KUALA LUMPUR — Ratusan warga Madura menghadiri kegiatan Gombak Bersholawat yang dirangkaikan dengan pelantikan pengurus Himpunan Alumni Santri dan Simpatisan Alkholily Jangkebuan (HASSAN) Malaysia. Acara tersebut digelar di Kampung Batu Muda Gombak, dan berlangsung khidmat serta tertib.
Kegiatan ini menjadi momentum penting bagi komunitas Madura di Malaysia, tidak hanya sebagai ajang pelantikan kepengurusan organisasi alumni pesantren, tetapi juga sebagai sarana mempererat ukhuwah Islamiyah dan persaudaraan antarwarga Madura di perantauan.
Acara tersebut dihadiri langsung oleh Pengasuh Pondok Pesantren Alkholily Jangkebuan Bangkalan, KH Mukid bin KH Abdul Latif Cholily, serta Gus Alan Suud Maadi dari Pondok Pesantren Murtarsyidin Blega, Bangkalan. Kehadiran para ulama dari Madura ini disambut antusias oleh masyarakat yang datang dari berbagai kawasan sekitar Kuala Lumpur dan Selangor.
Turut hadir dalam kegiatan tersebut bapak Taufik selaku Atase Riset Kedutaan Besar Republik Indonesia (KBRI) Kuala Lumpur, Tuan Haji Yayan bin Usman selaku Ketua Kampung Batu Muda Gombak, serta sejumlah tokoh masyarakat dan pimpinan organisasi Madura di Malaysia.
Dari unsur organisasi kemasyarakatan, tampak Ketua Majlis Persatuan dan Persaudaraan Masyarakat Madura (MPPM), H. Bung Muhdar; Koordinator Forum Komunikasi Organisasi Madura (F-KOM), Ust.
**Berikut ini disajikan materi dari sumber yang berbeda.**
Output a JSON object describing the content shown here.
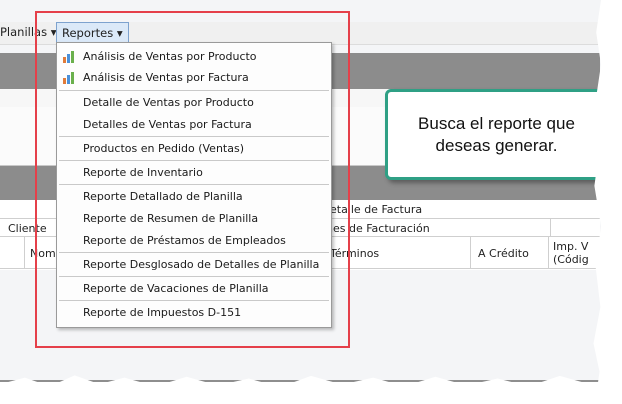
{
  "menubar": {
    "planillas_label": "Planillas ▾",
    "reportes_label": "Reportes ▾"
  },
  "menu": {
    "items": [
      {
        "label": "Análisis de Ventas por Producto",
        "icon": "bar-chart-icon"
      },
      {
        "label": "Análisis de Ventas por Factura",
        "icon": "bar-chart-icon"
      },
      {
        "label": "Detalle de Ventas por Producto"
      },
      {
        "label": "Detalles de Ventas por Factura"
      },
      {
        "label": "Productos en Pedido (Ventas)"
      },
      {
        "label": "Reporte de Inventario"
      },
      {
        "label": "Reporte Detallado de Planilla"
      },
      {
        "label": "Reporte de Resumen de Planilla"
      },
      {
        "label": "Reporte de Préstamos de Empleados"
      },
      {
        "label": "Reporte Desglosado de Detalles de Planilla"
      },
      {
        "label": "Reporte de Vacaciones de Planilla"
      },
      {
        "label": "Reporte de Impuestos D-151"
      }
    ]
  },
  "background": {
    "detalle_factura": "etalle de Factura",
    "cliente": "Cliente",
    "nombre": "Nomb",
    "facturacion": "nes de Facturación",
    "terminos": "Términos",
    "a_credito": "A Crédito",
    "imp_v": "Imp. V",
    "codig": "(Códig"
  },
  "callout": {
    "text": "Busca el reporte que deseas generar."
  },
  "colors": {
    "highlight_box": "#e5404a",
    "callout_border": "#2fa085",
    "menu_active_bg": "#dbe9f8"
  }
}
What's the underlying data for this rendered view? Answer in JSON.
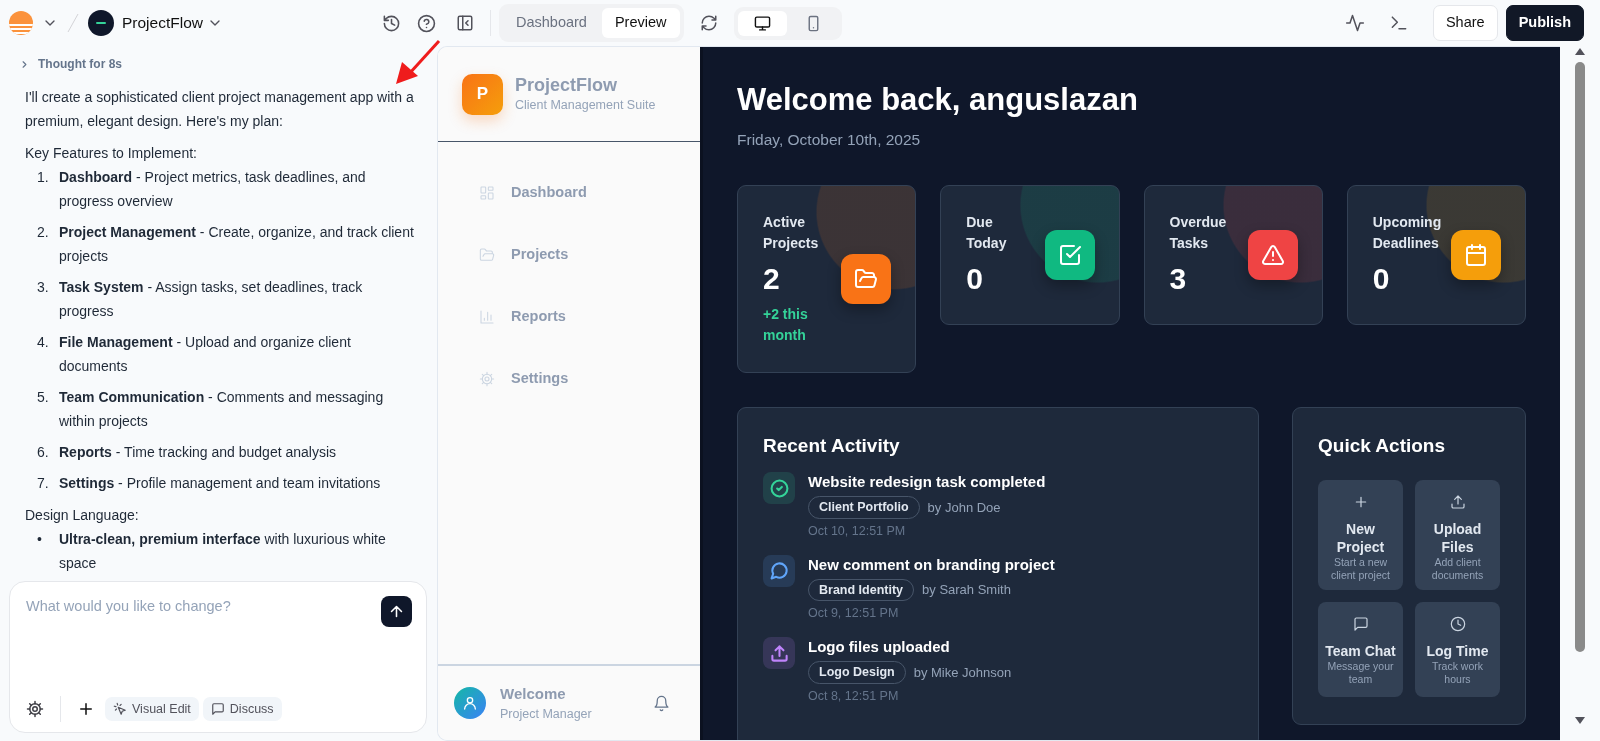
{
  "topbar": {
    "project_name": "ProjectFlow",
    "view_tabs": [
      {
        "label": "Dashboard",
        "selected": false
      },
      {
        "label": "Preview",
        "selected": true
      }
    ],
    "devices": [
      {
        "selected": true
      },
      {
        "selected": false
      }
    ],
    "buttons": [
      {
        "label": "Share",
        "kind": "secondary"
      },
      {
        "label": "Publish",
        "kind": "primary"
      }
    ]
  },
  "chat": {
    "thought": "Thought for 8s",
    "intro": "I'll create a sophisticated client project management app with a premium, elegant design. Here's my plan:",
    "features_heading": "Key Features to Implement:",
    "features": [
      {
        "number": "1.",
        "text": "**Dashboard** - Project metrics, task deadlines, and progress overview"
      },
      {
        "number": "2.",
        "text": "**Project Management** - Create, organize, and track client projects"
      },
      {
        "number": "3.",
        "text": "**Task System** - Assign tasks, set deadlines, track progress"
      },
      {
        "number": "4.",
        "text": "**File Management** - Upload and organize client documents"
      },
      {
        "number": "5.",
        "text": "**Team Communication** - Comments and messaging within projects"
      },
      {
        "number": "6.",
        "text": "**Reports** - Time tracking and budget analysis"
      },
      {
        "number": "7.",
        "text": "**Settings** - Profile management and team invitations"
      }
    ],
    "design_heading": "Design Language:",
    "design_points": [
      {
        "bullet": "•",
        "text": "**Ultra-clean, premium interface** with luxurious white space"
      }
    ],
    "composer": {
      "placeholder": "What would you like to change?",
      "tools": [
        "Visual Edit",
        "Discuss"
      ]
    }
  },
  "app": {
    "sidebar": {
      "logo_letter": "P",
      "brand": "ProjectFlow",
      "tagline": "Client Management Suite",
      "nav": [
        "Dashboard",
        "Projects",
        "Reports",
        "Settings"
      ],
      "user": {
        "name": "Welcome",
        "role": "Project Manager"
      }
    },
    "heading": "Welcome back, anguslazan",
    "date": "Friday, October 10th, 2025",
    "stats": [
      {
        "label": "Active Projects",
        "value": "2",
        "note": "+2 this month",
        "color": "#f97316"
      },
      {
        "label": "Due Today",
        "value": "0",
        "color": "#10b981"
      },
      {
        "label": "Overdue Tasks",
        "value": "3",
        "color": "#ef4444"
      },
      {
        "label": "Upcoming Deadlines",
        "value": "0",
        "color": "#f59e0b"
      }
    ],
    "activity": {
      "title": "Recent Activity",
      "items": [
        {
          "title": "Website redesign task completed",
          "tag": "Client Portfolio",
          "by": "by John Doe",
          "time": "Oct 10, 12:51 PM",
          "color": "#34d399"
        },
        {
          "title": "New comment on branding project",
          "tag": "Brand Identity",
          "by": "by Sarah Smith",
          "time": "Oct 9, 12:51 PM",
          "color": "#60a5fa"
        },
        {
          "title": "Logo files uploaded",
          "tag": "Logo Design",
          "by": "by Mike Johnson",
          "time": "Oct 8, 12:51 PM",
          "color": "#c084fc"
        }
      ]
    },
    "quick_actions": {
      "title": "Quick Actions",
      "items": [
        {
          "label": "New Project",
          "description": "Start a new client project"
        },
        {
          "label": "Upload Files",
          "description": "Add client documents"
        },
        {
          "label": "Team Chat",
          "description": "Message your team"
        },
        {
          "label": "Log Time",
          "description": "Track work hours"
        }
      ]
    }
  }
}
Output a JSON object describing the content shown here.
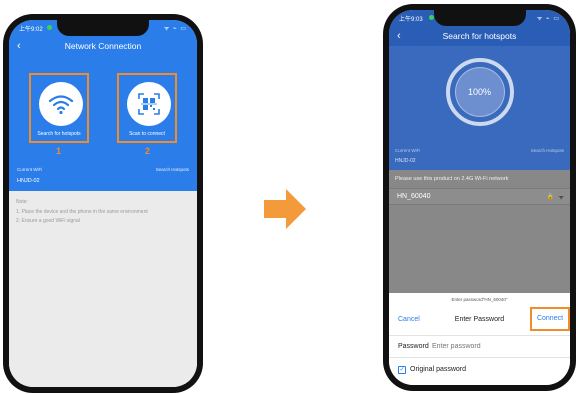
{
  "phone1": {
    "status_time": "上午9:02",
    "status_icons": "ᯤ ⌁ ▭",
    "nav_title": "Network Connection",
    "back_icon": "‹",
    "tiles": [
      {
        "caption": "Search for hotspots",
        "number": "1",
        "icon": "wifi-icon"
      },
      {
        "caption": "Scan to connect",
        "number": "2",
        "icon": "qr-code-icon"
      }
    ],
    "current_wifi_label": "Current WiFi",
    "search_hotspots_label": "Search Hotspots",
    "ssid": "HNJD-02",
    "note_title": "Note:",
    "notes": [
      "1. Place the device and the phone in the same environment",
      "2. Ensure a good WiFi signal"
    ]
  },
  "phone2": {
    "status_time": "上午9:03",
    "status_icons": "ᯤ ⌁ ▭",
    "nav_title": "Search for hotspots",
    "back_icon": "‹",
    "progress_text": "100%",
    "progress": 1.0,
    "current_wifi_label": "Current WiFi",
    "search_hotspots_label": "Search Hotspots",
    "ssid": "HNJD-02",
    "warning": "Please use this product on 2.4G Wi-Fi network",
    "network": {
      "name": "HN_60040",
      "lock": "🔒",
      "wifi": "ᯤ"
    },
    "dialog": {
      "hint": "Enter password\"HN_60040\"",
      "cancel": "Cancel",
      "title": "Enter Password",
      "connect": "Connect",
      "password_label": "Password",
      "password_placeholder": "Enter password",
      "checkbox_mark": "✓",
      "original_password": "Original password"
    }
  },
  "colors": {
    "blue": "#2b7de9",
    "dark_blue": "#2a5db5",
    "highlight": "#f08c2a"
  }
}
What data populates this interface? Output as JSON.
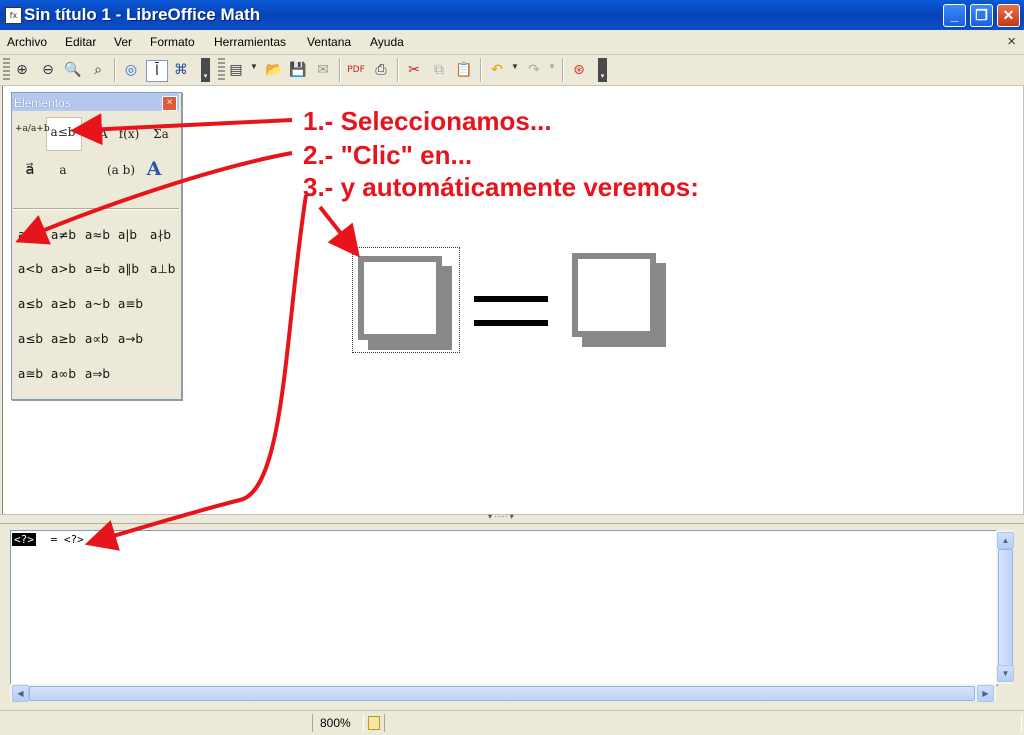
{
  "window": {
    "title": "Sin título 1 - LibreOffice Math",
    "app_icon": "math-app-icon",
    "controls": [
      "minimize",
      "restore",
      "close"
    ]
  },
  "menubar": {
    "items": [
      "Archivo",
      "Editar",
      "Ver",
      "Formato",
      "Herramientas",
      "Ventana",
      "Ayuda"
    ],
    "close_doc": "×"
  },
  "elements_panel": {
    "title": "Elementos",
    "categories": [
      "+a/a+b",
      "a≤b",
      "∈A",
      "f(x)",
      "Σa",
      "a⃗",
      "a",
      "(a b)",
      "A"
    ],
    "relations": [
      [
        "a=b",
        "a≠b",
        "a≈b",
        "a|b",
        "a∤b"
      ],
      [
        "a<b",
        "a>b",
        "a≃b",
        "a∥b",
        "a⊥b"
      ],
      [
        "a≤b",
        "a≥b",
        "a~b",
        "a≡b"
      ],
      [
        "a≤b",
        "a≥b",
        "a∝b",
        "a→b"
      ],
      [
        "a≅b",
        "a∞b",
        "a⇒b"
      ]
    ]
  },
  "annotations": {
    "step1": "1.- Seleccionamos...",
    "step2": "2.- \"Clic\" en...",
    "step3": "3.- y automáticamente veremos:",
    "color": "#e8141c"
  },
  "command": {
    "selected": "<?>",
    "rest": " = <?>"
  },
  "status": {
    "zoom": "800%"
  }
}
Mayuri Ahmad; serta Sekretaris Jenderal MPPM Ust. Abdul Kholik. Hadir pula para ketua dan perwakilan organisasi yang tergabung dalam F-KOM sebagai bentuk dukungan dan sinergi antarormas Madura di Malaysia.
Rangkaian acara diawali dengan pembacaan sholawat bersama yang diikuti ratusan jamaah, dilanjutkan dengan prosesi pelantikan pengurus HASSAN Malaysia. Suasana semakin khidmat saat KH Mukid bin KH Abdul Latif Cholily menyampaikan tausiyah. Dalam ceramahnya, beliau mengisahkan perjalanan hidup Syaikhona Cholil Abdul Latif sejak masa kecil.
KH Mukid menjelaskan bahwa Syaikhona Cholil Bangkalan pertama kali membangun rumah dan pusat aktivitas keilmuan di kawasan Jangkebuan, Bangkalan, sebelum kemudian berpindah ke Demangan. Dari tempat inilah lahir tradisi keilmuan dan dakwah yang kemudian memberi pengaruh besar terhadap perkembangan Islam di Nusantara.
Syaikhona Cholil Bangkalan dikenal sebagai salah satu ulama besar Madura yang memiliki peran penting dalam sejarah keilmuan Islam Indonesia. Atas jasa dan kontribusinya yang besar bagi bangsa dan umat, beliau telah dianugerahi gelar Pahlawan Nasional.
Melalui kegiatan Gombak Bersholawat dan pelantikan pengurus HASSAN Malaysia ini, komunitas Madura di Malaysia menegaskan komitmennya untuk terus menjaga nilai-nilai keagamaan, tradisi pesantren, serta memperkuat persatuan dan persaudaraan masyarakat Madura di perantauan.